Но кумир был к ней равнодушен. Мало этого, он как будто избегал с ней встречаться, а встречаясь, был неизменно и холоден и серьезен. Чтобы поговорить с ним, Нина придумывала разные предлоги — то за одним, то за другим советом к нему обращалась. Он отвечал охотно, но сухо и официально. Нина грустила и пыталась понять причины его равнодушия. Она и не догадывалась, что «сухость» Дремова искусственна, что он давно ее любит, но по свойственной ему стеснительности боится высказать любовь. Он видел, как Нина смеется над своими поклонниками, и более всего боялся, как бы и над ним она не посмеялась. А время шло. Наконец он понял, что надо как-то объясниться, и однажды, после бессонной ночи — это было в июне 1941 года — он решил: будь что будет, сегодня он скажет ей все.

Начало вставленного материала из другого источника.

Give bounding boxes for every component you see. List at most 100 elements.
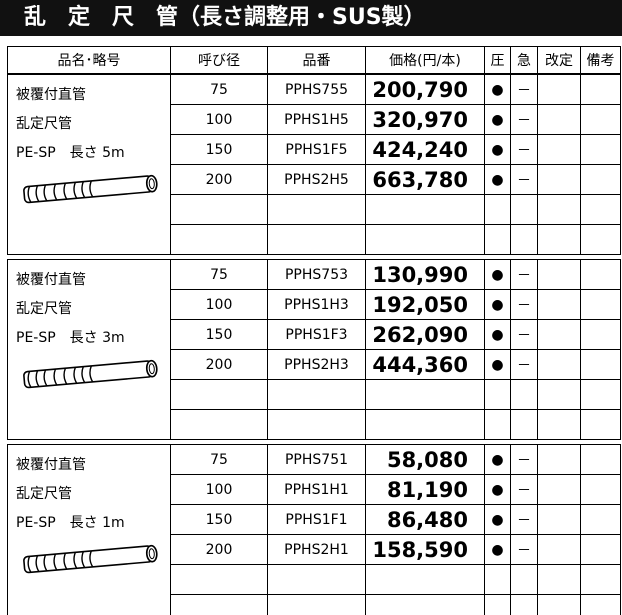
note-cell [580,259,621,290]
empty-cell [484,564,511,595]
revision-cell [537,349,581,380]
empty-cell [537,594,581,615]
empty-cell [510,409,538,440]
table-row [8,224,621,255]
empty-cell [267,409,366,440]
empty-cell [365,594,485,615]
code-cell: PPHS2H3 [267,349,366,380]
size-cell: 200 [170,164,268,195]
price-cell: 320,970 [365,104,485,135]
group-table: 被覆付直管 乱定尺管 PE-SP 長さ 1m 75 PPHS751 58,080 ● － 10… [7,444,621,615]
empty-cell [267,564,366,595]
revision-cell [537,74,581,105]
note-cell [580,104,621,135]
group-table: 被覆付直管 乱定尺管 PE-SP 長さ 5m 75 PPHS755 200,790 ● － 1… [7,74,621,255]
pressure-cell: ● [484,74,511,105]
product-label: 被覆付直管 乱定尺管 PE-SP 長さ 5m [7,74,171,255]
empty-cell [537,409,581,440]
pressure-cell: ● [484,164,511,195]
size-cell: 75 [170,74,268,105]
empty-cell [510,594,538,615]
empty-cell [365,409,485,440]
price-cell: 424,240 [365,134,485,165]
empty-cell [537,564,581,595]
note-cell [580,319,621,350]
pipe-icon [23,544,158,574]
urgent-cell: － [510,74,538,105]
empty-cell [537,194,581,225]
pressure-cell: ● [484,349,511,380]
empty-cell [484,409,511,440]
header-cell: 品番 [267,46,366,74]
table-row [8,594,621,615]
urgent-cell: － [510,104,538,135]
pressure-cell: ● [484,534,511,565]
revision-cell [537,474,581,505]
header-cell: 圧 [484,46,511,74]
label-line: PE-SP 長さ 1m [16,515,125,531]
label-line: 被覆付直管 [16,272,86,288]
product-label: 被覆付直管 乱定尺管 PE-SP 長さ 1m [7,444,171,615]
table-row: 150 PPHS1F3 262,090 ● － [8,319,621,350]
note-cell [580,349,621,380]
header-cell: 急 [510,46,538,74]
note-cell [580,504,621,535]
table-row: 100 PPHS1H5 320,970 ● － [8,104,621,135]
code-cell: PPHS1F3 [267,319,366,350]
header-cell: 改定 [537,46,581,74]
price-cell: 130,990 [365,259,485,290]
table-row: 被覆付直管 乱定尺管 PE-SP 長さ 5m 75 PPHS755 200,790 ● － [7,74,621,255]
pressure-cell: ● [484,259,511,290]
urgent-cell: － [510,534,538,565]
header-cell: 備考 [580,46,621,74]
table-row: 被覆付直管 乱定尺管 PE-SP 長さ 1m 75 PPHS751 58,080 ● － [7,444,621,615]
table-row: 200 PPHS2H1 158,590 ● － [8,534,621,565]
size-cell: 150 [170,319,268,350]
note-cell [580,474,621,505]
code-cell: PPHS2H1 [267,534,366,565]
table-row: 150 PPHS1F5 424,240 ● － [8,134,621,165]
code-cell: PPHS1H5 [267,104,366,135]
empty-cell [170,224,268,255]
empty-cell [267,379,366,410]
pipe-icon [23,174,158,204]
urgent-cell: － [510,134,538,165]
empty-cell [580,594,621,615]
empty-cell [365,194,485,225]
price-cell: 158,590 [365,534,485,565]
size-cell: 150 [170,134,268,165]
urgent-cell: － [510,349,538,380]
empty-cell [484,594,511,615]
empty-cell [267,224,366,255]
table-row: 200 PPHS2H5 663,780 ● － [8,164,621,195]
note-cell [580,164,621,195]
header-cell: 価格(円/本) [365,46,485,74]
code-cell: PPHS2H5 [267,164,366,195]
urgent-cell: － [510,444,538,475]
size-cell: 200 [170,349,268,380]
urgent-cell: － [510,319,538,350]
empty-cell [170,379,268,410]
revision-cell [537,259,581,290]
header-table: 品名･略号 呼び径 品番 価格(円/本) 圧急改定 備考 [7,46,621,74]
title: 乱 定 尺 管（長さ調整用・SUS製） [0,0,622,36]
price-cell: 663,780 [365,164,485,195]
size-cell: 100 [170,289,268,320]
size-cell: 75 [170,259,268,290]
urgent-cell: － [510,289,538,320]
table-row [8,409,621,440]
revision-cell [537,134,581,165]
code-cell: PPHS755 [267,74,366,105]
pressure-cell: ● [484,319,511,350]
label-line: 被覆付直管 [16,457,86,473]
price-cell: 81,190 [365,474,485,505]
empty-cell [365,224,485,255]
size-cell: 75 [170,444,268,475]
label-line: 被覆付直管 [16,87,86,103]
pressure-cell: ● [484,134,511,165]
code-cell: PPHS1H3 [267,289,366,320]
empty-cell [365,564,485,595]
table-row: 100 PPHS1H1 81,190 ● － [8,474,621,505]
label-line: PE-SP 長さ 3m [16,330,125,346]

Он знал, что вечером Нина пойдет в поселок к своим родителям (аэроклуб находился в шести километрах от поселка), Он проводит ее и дорогой скажет о своей любви. Если ответ будет отрицательным, он напишет заявление начальству с просьбой перевести его в другой аэроклуб.

На полетах в тот день он был сумрачней обычного и ни с кем не говорил. После рабочего дня зашел к себе, поспешно переоделся и, выйдя из дома, увидел Нину. Около нее было уже трое «провожатых». Один из них с гордостью держал Нинин чемоданчик, в котором она носила комбинезон, шлем, очки и перчатки. Дремов приостановился, издали залюбовавшись девушкой. Кто-то тронул его за локоть. Обернувшись, он увидел парторга.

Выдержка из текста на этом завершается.